Sitting in some of the sessions I do with children, I have noticed that some find it difficult to stop talking. They love the sound of their own voice and are enthusiastic about telling me all about their lives. Whilst it is very interesting, helpful and far better than a child who says very little, a conversation is of course a two way process (and coaching works much better that way!).

Children need to know how and when to listen. If they are always talking then their friends may well get fed up of them. Why? Because they are not allowing their friends to say anything and that can make them seem quite selfish. They are not giving them the other person a chance to speak and are not showing an interest in them at all.

They are talking at them!!! If they can’t get a word in edge-ways then they will eventually find someone else to play with.

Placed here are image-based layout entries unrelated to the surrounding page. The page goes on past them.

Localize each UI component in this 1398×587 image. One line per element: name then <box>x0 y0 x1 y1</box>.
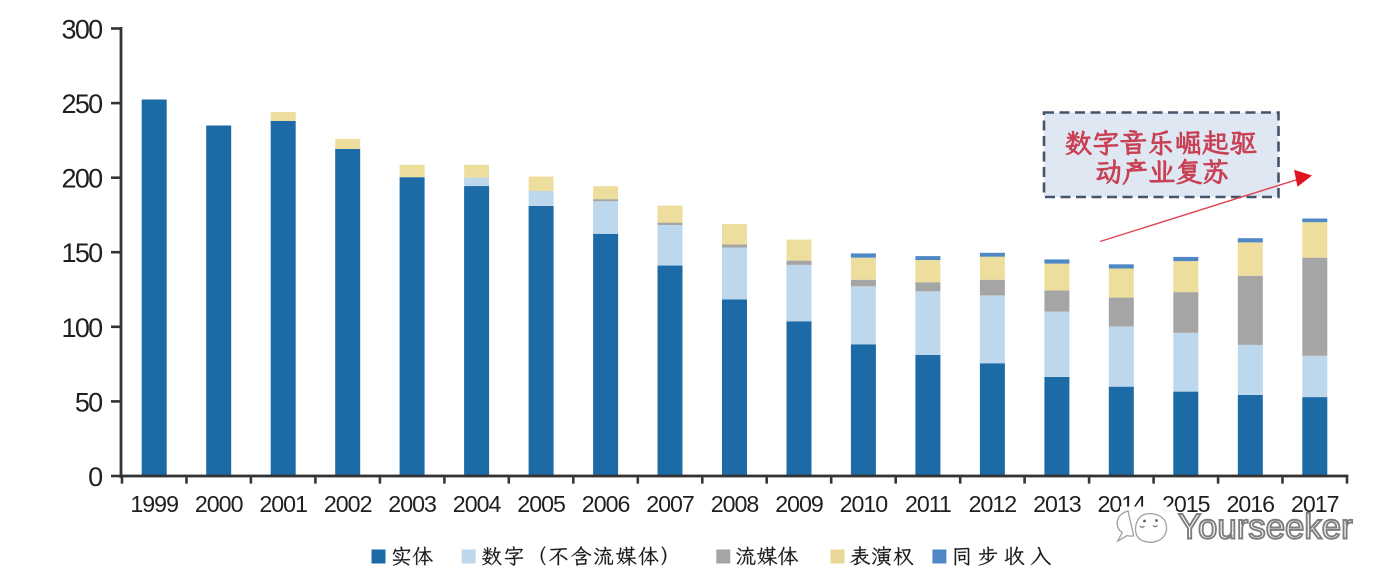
svg-text:50: 50 <box>75 387 102 417</box>
svg-text:Yourseeker: Yourseeker <box>1178 508 1353 547</box>
svg-text:2012: 2012 <box>969 491 1017 517</box>
svg-text:2017: 2017 <box>1291 491 1339 517</box>
svg-text:2010: 2010 <box>840 491 888 517</box>
svg-text:100: 100 <box>62 313 103 343</box>
svg-text:2002: 2002 <box>324 491 372 517</box>
svg-text:2004: 2004 <box>453 491 502 517</box>
svg-text:250: 250 <box>62 89 103 119</box>
svg-text:2008: 2008 <box>711 491 759 517</box>
svg-text:2006: 2006 <box>582 491 630 517</box>
svg-text:2016: 2016 <box>1227 491 1275 517</box>
svg-text:300: 300 <box>62 15 103 45</box>
svg-text:2009: 2009 <box>775 491 823 517</box>
svg-text:2005: 2005 <box>517 491 565 517</box>
svg-text:150: 150 <box>62 238 103 268</box>
svg-text:2000: 2000 <box>195 491 243 517</box>
svg-text:2001: 2001 <box>259 491 307 517</box>
svg-text:200: 200 <box>62 164 103 194</box>
svg-text:2007: 2007 <box>646 491 694 517</box>
svg-text:1999: 1999 <box>130 491 178 517</box>
svg-text:2003: 2003 <box>388 491 436 517</box>
svg-text:2011: 2011 <box>905 491 951 517</box>
svg-text:2013: 2013 <box>1033 491 1081 517</box>
svg-text:0: 0 <box>88 462 102 492</box>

How to ‘Share’ a Conversation

Recently I have been working with a boy on his talking and listening ratio and had an interesting discussion with him about ‘sharing’ the talking space. Sharing does not always have to be about something tangible. When we allow others to join in the conversation we are ‘sharing’. We are thinking that the other person may want to say something and so stop talking to allow them to do so.

This shows consideration and respect for the other person. When a child does this – like the boy I was working with – they are becoming better at sharing. A weird concept but it works. Most children understand that they should share physical things so this expands on that.

Teach your child to share their talking space if they find they are doing too much chatting. They need to be able to get the ratio right and know that saying a few sentences is enough.